(referenced reports included at the end of this article)
You are working at your dream job when you are selected for a random, mandatory, drug test. You readily give a urine sample since you do not use illicit drugs. Two days later your supervisor calls you into his office and informs you that you failed the drug test and you are no longer employed there. This scenario plays out across the country more often than you would think. Most people are under the mistaken belief that drug tests are infallible. Nothing could be farther from the truth
On September 15, 1986 Ronald Reagan signed Executive Order 12564 establishing the Federal Workplace Drug Testing Program. Then came the Drug-Free Workplace Act of 1988. These edicts made drug testing mandatory for Federal employees and contractors. Since then drug testing has become quite prevalent in state and local governments and the private sector from pre-employment screening to random and for-cause testing. This is disturbing for several reasons. Drug testing is an unproven technology even though the government and the companies that make the drug-test kits would like you to believe otherwise. Studies have shown that they don’t work, don’t deter drug use, can be quite costly, and are easy to beat.
Proponents of drug testing say that it is a reliable way to improve safety and worker productivity in the workplace, “yet the fact is that urinalysis has been imposed on millions of American workers involuntarily without so much as a single scientifically controlled study to show that it is a safe or effective means of promoting workplace safety” (Gieringer 2). These drug tests also can’t tell when or how much a person has ingested or whether they are impaired at work. Most of the estimated 40 million users in this country are defined as casual users. These are people who use only occasionally and don’t allow their use to interfere with their work as shown by, “a Postal Service study . . . showed that drug using workers were largely reliable: drug users had a 93.4% attendance record versus 95.8% for others, and 85% of users kept their jobs, versus 89.5% of non-users” (Gieringer 3). As shown by this study, drug use does not interfere with a person’s ability to perform his or her job.
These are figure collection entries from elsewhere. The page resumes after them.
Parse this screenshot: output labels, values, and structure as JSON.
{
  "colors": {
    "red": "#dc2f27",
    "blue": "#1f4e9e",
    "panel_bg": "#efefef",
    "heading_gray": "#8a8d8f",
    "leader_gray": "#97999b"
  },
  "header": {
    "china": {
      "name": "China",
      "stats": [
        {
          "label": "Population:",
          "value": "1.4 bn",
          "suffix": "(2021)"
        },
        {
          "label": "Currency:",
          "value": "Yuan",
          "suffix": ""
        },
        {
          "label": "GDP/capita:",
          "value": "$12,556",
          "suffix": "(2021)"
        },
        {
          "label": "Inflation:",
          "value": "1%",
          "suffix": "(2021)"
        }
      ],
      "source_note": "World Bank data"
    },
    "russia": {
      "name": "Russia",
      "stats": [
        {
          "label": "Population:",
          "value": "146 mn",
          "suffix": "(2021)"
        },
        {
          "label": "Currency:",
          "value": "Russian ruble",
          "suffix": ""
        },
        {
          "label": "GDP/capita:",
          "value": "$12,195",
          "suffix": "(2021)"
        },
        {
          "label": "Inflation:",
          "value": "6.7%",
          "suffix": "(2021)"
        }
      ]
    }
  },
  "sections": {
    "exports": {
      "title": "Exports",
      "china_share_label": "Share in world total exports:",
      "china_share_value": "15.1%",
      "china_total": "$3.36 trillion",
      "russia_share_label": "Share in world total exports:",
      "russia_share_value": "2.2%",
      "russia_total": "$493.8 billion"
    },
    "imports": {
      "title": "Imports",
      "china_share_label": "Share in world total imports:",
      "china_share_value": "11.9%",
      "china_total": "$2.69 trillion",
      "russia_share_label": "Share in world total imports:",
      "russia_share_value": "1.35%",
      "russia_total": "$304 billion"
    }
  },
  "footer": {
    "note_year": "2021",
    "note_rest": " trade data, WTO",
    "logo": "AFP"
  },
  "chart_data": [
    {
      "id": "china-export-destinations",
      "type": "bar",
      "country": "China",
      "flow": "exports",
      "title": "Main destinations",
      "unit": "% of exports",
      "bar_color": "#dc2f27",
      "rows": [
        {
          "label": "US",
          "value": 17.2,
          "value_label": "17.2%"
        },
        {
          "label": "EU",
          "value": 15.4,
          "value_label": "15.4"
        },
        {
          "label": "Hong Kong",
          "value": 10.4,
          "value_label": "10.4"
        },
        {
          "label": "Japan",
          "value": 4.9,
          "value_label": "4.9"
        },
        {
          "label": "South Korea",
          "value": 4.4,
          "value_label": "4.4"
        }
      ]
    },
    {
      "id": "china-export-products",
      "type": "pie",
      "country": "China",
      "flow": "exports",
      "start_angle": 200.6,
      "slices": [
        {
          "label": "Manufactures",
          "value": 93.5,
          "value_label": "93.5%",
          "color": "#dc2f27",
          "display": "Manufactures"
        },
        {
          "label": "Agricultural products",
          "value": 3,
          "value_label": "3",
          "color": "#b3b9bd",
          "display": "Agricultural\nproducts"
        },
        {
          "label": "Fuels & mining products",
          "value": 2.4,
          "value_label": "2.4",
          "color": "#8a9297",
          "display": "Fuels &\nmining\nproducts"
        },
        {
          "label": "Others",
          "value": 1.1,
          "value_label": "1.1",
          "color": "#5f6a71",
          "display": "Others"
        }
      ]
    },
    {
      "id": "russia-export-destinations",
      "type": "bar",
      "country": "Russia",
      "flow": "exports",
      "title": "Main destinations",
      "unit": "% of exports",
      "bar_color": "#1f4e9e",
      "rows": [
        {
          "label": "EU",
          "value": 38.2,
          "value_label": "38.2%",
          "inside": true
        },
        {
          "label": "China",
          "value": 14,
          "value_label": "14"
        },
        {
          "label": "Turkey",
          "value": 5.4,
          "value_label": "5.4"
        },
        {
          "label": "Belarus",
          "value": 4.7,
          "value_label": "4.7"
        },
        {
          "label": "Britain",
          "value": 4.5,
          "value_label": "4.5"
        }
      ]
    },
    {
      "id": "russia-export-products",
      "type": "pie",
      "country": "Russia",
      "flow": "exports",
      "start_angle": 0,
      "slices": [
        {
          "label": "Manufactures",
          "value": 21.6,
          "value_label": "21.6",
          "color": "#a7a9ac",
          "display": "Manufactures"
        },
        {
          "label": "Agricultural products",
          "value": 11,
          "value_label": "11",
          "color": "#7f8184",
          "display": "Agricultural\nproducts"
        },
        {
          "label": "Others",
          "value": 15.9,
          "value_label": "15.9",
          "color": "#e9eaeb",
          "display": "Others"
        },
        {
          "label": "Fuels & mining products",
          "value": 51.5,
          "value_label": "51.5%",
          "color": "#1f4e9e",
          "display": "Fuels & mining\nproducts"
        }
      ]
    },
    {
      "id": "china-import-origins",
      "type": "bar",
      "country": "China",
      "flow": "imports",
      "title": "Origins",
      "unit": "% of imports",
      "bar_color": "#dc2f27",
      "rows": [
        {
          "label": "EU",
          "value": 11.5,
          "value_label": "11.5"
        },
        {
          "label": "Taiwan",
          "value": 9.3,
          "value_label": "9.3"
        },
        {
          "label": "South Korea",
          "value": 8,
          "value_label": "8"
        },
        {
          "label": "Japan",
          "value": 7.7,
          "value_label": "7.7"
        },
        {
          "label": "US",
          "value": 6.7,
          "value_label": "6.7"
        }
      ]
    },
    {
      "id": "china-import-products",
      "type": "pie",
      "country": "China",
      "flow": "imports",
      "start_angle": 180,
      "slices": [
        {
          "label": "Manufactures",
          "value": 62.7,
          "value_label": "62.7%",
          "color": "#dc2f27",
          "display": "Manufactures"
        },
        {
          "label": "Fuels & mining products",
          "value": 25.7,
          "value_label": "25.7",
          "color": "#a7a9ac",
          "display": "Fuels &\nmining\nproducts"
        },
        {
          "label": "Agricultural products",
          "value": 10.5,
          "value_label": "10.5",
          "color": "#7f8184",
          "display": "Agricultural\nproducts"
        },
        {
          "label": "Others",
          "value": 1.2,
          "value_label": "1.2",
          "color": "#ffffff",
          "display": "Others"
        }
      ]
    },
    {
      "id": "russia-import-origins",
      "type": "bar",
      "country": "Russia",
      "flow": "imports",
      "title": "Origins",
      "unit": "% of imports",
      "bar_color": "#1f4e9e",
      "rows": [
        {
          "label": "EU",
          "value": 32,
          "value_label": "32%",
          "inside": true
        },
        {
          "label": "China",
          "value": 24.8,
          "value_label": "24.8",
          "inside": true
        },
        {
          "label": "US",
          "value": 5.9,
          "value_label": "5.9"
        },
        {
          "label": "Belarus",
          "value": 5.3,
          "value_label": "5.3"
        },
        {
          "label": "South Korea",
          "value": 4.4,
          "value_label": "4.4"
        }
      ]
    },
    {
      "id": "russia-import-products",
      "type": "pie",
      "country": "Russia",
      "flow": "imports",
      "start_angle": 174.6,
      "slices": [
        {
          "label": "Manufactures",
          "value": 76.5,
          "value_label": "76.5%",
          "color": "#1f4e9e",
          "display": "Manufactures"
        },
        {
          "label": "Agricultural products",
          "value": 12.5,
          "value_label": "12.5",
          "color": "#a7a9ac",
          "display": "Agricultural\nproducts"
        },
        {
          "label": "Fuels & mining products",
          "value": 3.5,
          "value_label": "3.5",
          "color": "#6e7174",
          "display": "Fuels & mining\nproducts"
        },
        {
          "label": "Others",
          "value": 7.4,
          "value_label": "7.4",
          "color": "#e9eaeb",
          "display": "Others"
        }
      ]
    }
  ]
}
Our high school and middle school children are even being tested randomly now. The most common reason being cited is that illicit drug use needs to be stopped in its infancy before our kids get hooked. In reality, random drug tests do not stop school kids from using drugs. In fact, the only federally commissioned study had some surprising results after studying the correlation between drug use in our schools and random drug testing for four years. The study revealed that, “Marijuana prevalence was 4.7 percentage points lower in the schools with such random testing; but the use of other illicit drugs was 3.3 percentage points higher” (Yamaguchi 12). Since marijuana stays in your system longer than other drugs, and people are going to get high whether it is legal or not (see prohibition) people are going to switch to drugs that leave your system quicker, thereby being harder to detect. In other words, if you want your kids to switch from pot to meth then institute random drug testing in your school.
Paying for drug tests that don’t actually stop drug use doesn’t make a lot of sense either. It is not an intelligent use of public money. Randomly testing an entire school system can be quite costly. One school district in Dublin, Ohio canceled its $35,000 per year drug testing program. Out of the 1473 students tested, only 11 tested positive. That means they spent approximately $3200 per student who tested positive, not a real cost effective way to spend their money.
For those who wish to continue using drugs and are subjected to random drug tests at work there are other options. There are four categories of products that guarantee that they will help a person pass a drug test: “1) dilution substances that are added to a urine specimen at the time that it is collected or are ingested before an individual submits a urine specimen; 2) cleansing substances that detoxify or cleanse the urine and are ingested prior to the time that an individual submits a urine specimen; 3) adulterants that are used to destroy or alter the chemical make-up of drugs and are added to a urine specimen at the time that it is provided for testing and; 4) synthetic or drug-free urine that is substituted in place of an individual’s specimen and provided for testing” (Cramer 1) If you go onto the Internet and do a web search for drug tests there are literally thousands of sites that will sell you products that you can use to defeat a drug test. For example, “According to SAMHSA: (Substance Abuse and Mental Health Services Administration), approximately 400 different products are available to adulterate urine samples.” (Cramer 5). Anyone that can access the Internet can now beat a drug test regardless of what kind it is or how it is administered.
In the face of this overwhelming evidence, I think that it is time for us to quit obsessing over drug tests and use that money to educate people so that they will not want to use drugs in the first place.
Works Cited
Cramer, Robert J. “Products to Defraud Drug Tests Are Widely Available.” 17 May 2005. pp. 1, 5. 22 November 2006. United States Government Accountability Office.
Gieringer, Dale H Ph. D. “The Untold Costs of Drug Testing Abuse.” 1992. pp 2,3.17 November 2006. The National Organization for the Reform of Marijuana Laws.
Yamaguchi, Ryoko, Lloyd D. Johnson, and Patrick M. O’Malley. “Drug Testing in Schools: Policies, Practices, and Association With Student Drug Use.” 2003. p. 12. 21 November 2006. American Civil Liberties Union.